En Corral del Ciervo, el callejón que desemboca, en el arroyo del Santiguao, tiene mala fama, muchos ramos de flores y velas derretidas.
Es una historia vieja, del tiempo de nuestros padres que conociamos de oidas, cuando cansados de otros cuentos, los viejos comenzaban a relatar, entre mates amargos y brasas apagadas, lo que había pasado aquella noche de luna mala, cuando la hija del boticario —una muchacha de ojos tristes y vestidos de domingo— fue vista por última vez bajando por ese callejón, rumbo al arroyo.
Decían que iba con una carta en la mano, y que la esperaba alguien.

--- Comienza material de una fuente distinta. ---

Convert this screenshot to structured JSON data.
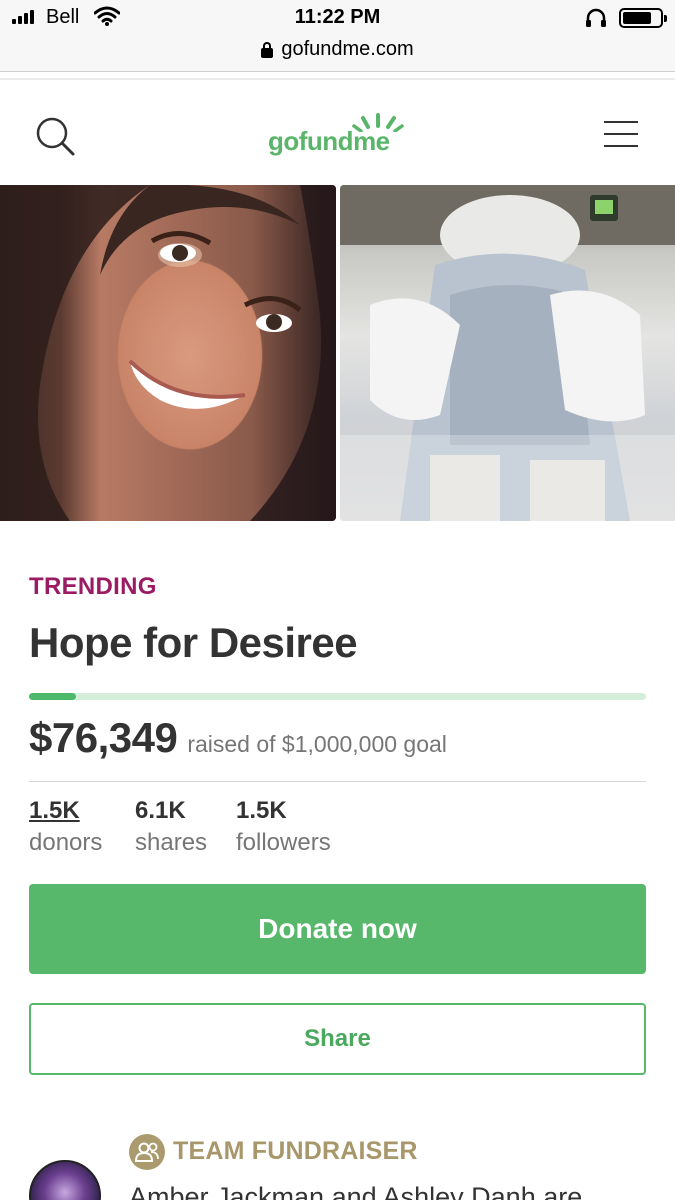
{
  "status_bar": {
    "carrier": "Bell",
    "time": "11:22 PM"
  },
  "browser": {
    "url": "gofundme.com"
  },
  "header": {
    "logo_text": "gofundme",
    "brand_color": "#5ab56a"
  },
  "campaign": {
    "tag": "TRENDING",
    "title": "Hope for Desiree",
    "raised": "$76,349",
    "goal_text": "raised of $1,000,000 goal",
    "progress_fraction": 0.076
  },
  "stats": [
    {
      "value": "1.5K",
      "label": "donors"
    },
    {
      "value": "6.1K",
      "label": "shares"
    },
    {
      "value": "1.5K",
      "label": "followers"
    }
  ],
  "actions": {
    "donate_label": "Donate now",
    "share_label": "Share"
  },
  "team": {
    "label": "TEAM FUNDRAISER",
    "description": "Amber Jackman and Ashley Danh are"
  },
  "colors": {
    "accent_green": "#57b86b",
    "trending_magenta": "#9b1b63",
    "team_gold": "#a8976b"
  }
}
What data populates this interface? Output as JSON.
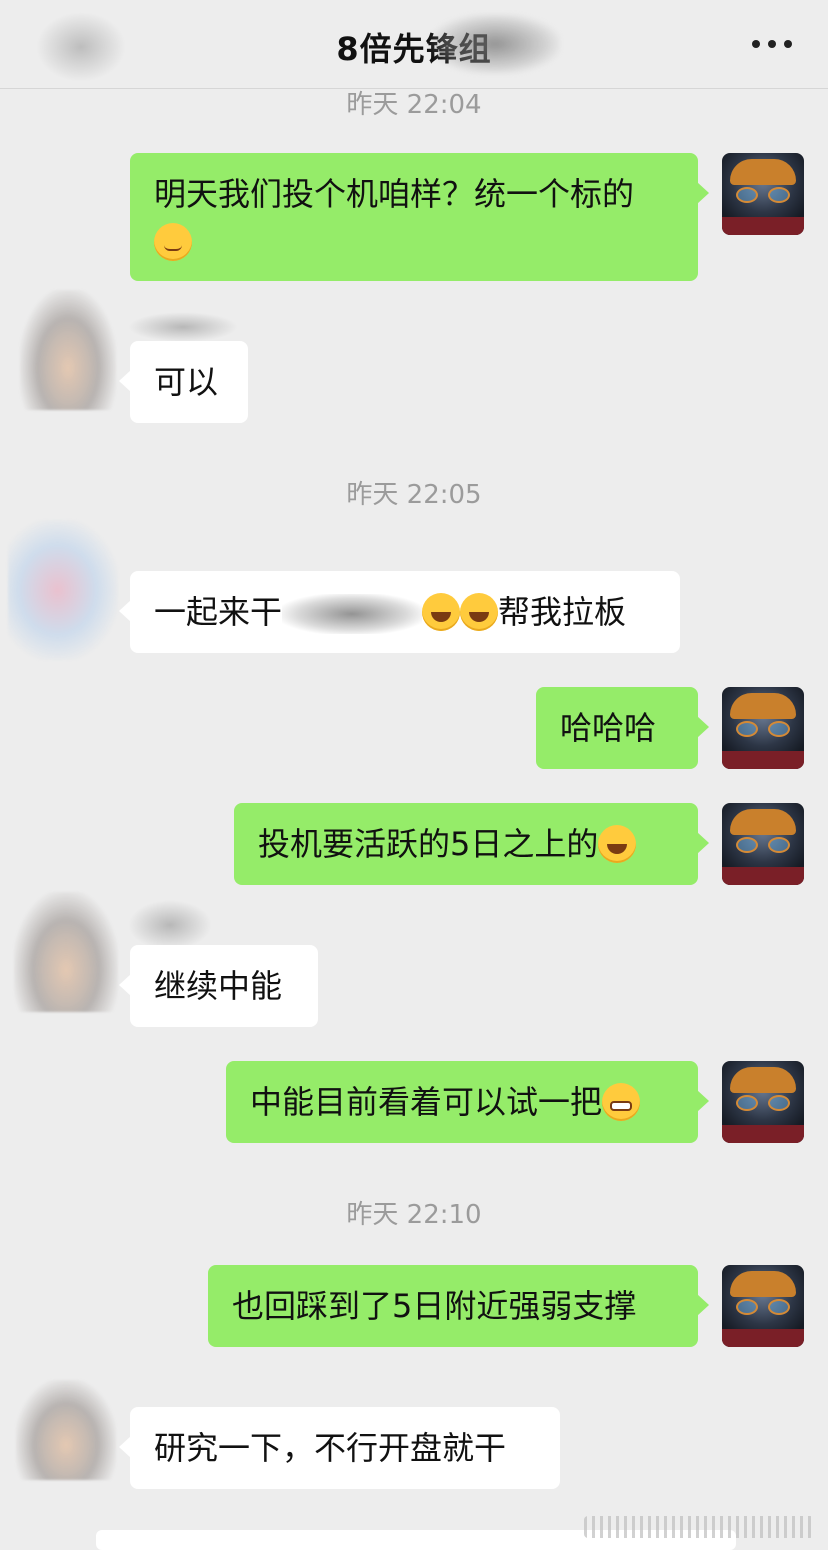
{
  "header": {
    "title": "8倍先锋组",
    "more_icon": "more-dots-icon"
  },
  "timestamps": [
    "昨天 22:04",
    "昨天 22:05",
    "昨天 22:10"
  ],
  "messages": [
    {
      "from": "me",
      "text": "明天我们投个机咱样？统一个标的",
      "emoji": "smirk-emoji"
    },
    {
      "from": "them",
      "text": "可以"
    },
    {
      "from": "them",
      "text_before": "一起来干",
      "text_after": "帮我拉板",
      "emoji": "laugh-cry-emoji"
    },
    {
      "from": "me",
      "text": "哈哈哈"
    },
    {
      "from": "me",
      "text": "投机要活跃的5日之上的",
      "emoji": "laugh-cry-emoji"
    },
    {
      "from": "them",
      "text": "继续中能"
    },
    {
      "from": "me",
      "text": "中能目前看着可以试一把",
      "emoji": "grin-emoji"
    },
    {
      "from": "me",
      "text": "也回踩到了5日附近强弱支撑"
    },
    {
      "from": "them",
      "text": "研究一下，不行开盘就干"
    }
  ],
  "colors": {
    "outgoing_bubble": "#95ec69",
    "incoming_bubble": "#ffffff",
    "background": "#ededed",
    "timestamp": "#9b9b9b"
  }
}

Pero nunca se supo quién. Solo que al día siguiente, un perro apareció aullando con un pedazo de tela ensangrentada en la boca. Desde entonces, cada tanto, alguien deja un ramo de flores marchitas o una vela encendida, como si la muchacha pudiera volver, o como si aún alguien esperara su regreso.
Los viejos aseguraban que, si uno pasa por ahí después de la medianoche, puede escuchar el rumor de pasos sobre el pasto húmedo, y un murmullo como de alguien que repite un nombre. Algunos juraron que vieron una figura blanca, apenas una silueta, asomarse desde la orilla del Santiguao, y otros —menos dados a los cuentos— simplemente se santiguan al pasar, por si acaso.
Nosotros, de chicos, desafiábamos al miedo con bravatas, pero nadie aguantaba más de un minuto bajo la sombra de los sauces, donde el viento sopla distinto y el silencio parece esperar algo.
Y esa es la historia que heredamos, la que nadie termina de contar del todo, como si decirlo completo fuera convocar algo. Por eso los viejos se callaban de golpe, miraban al fuego, y cambiaban de tema con cualquier excusa.
Pero todos sabíamos que algo había pasado ahí. Y que todavía, en el fondo del agua, quizás no duerme la historia… sino quien la guarda.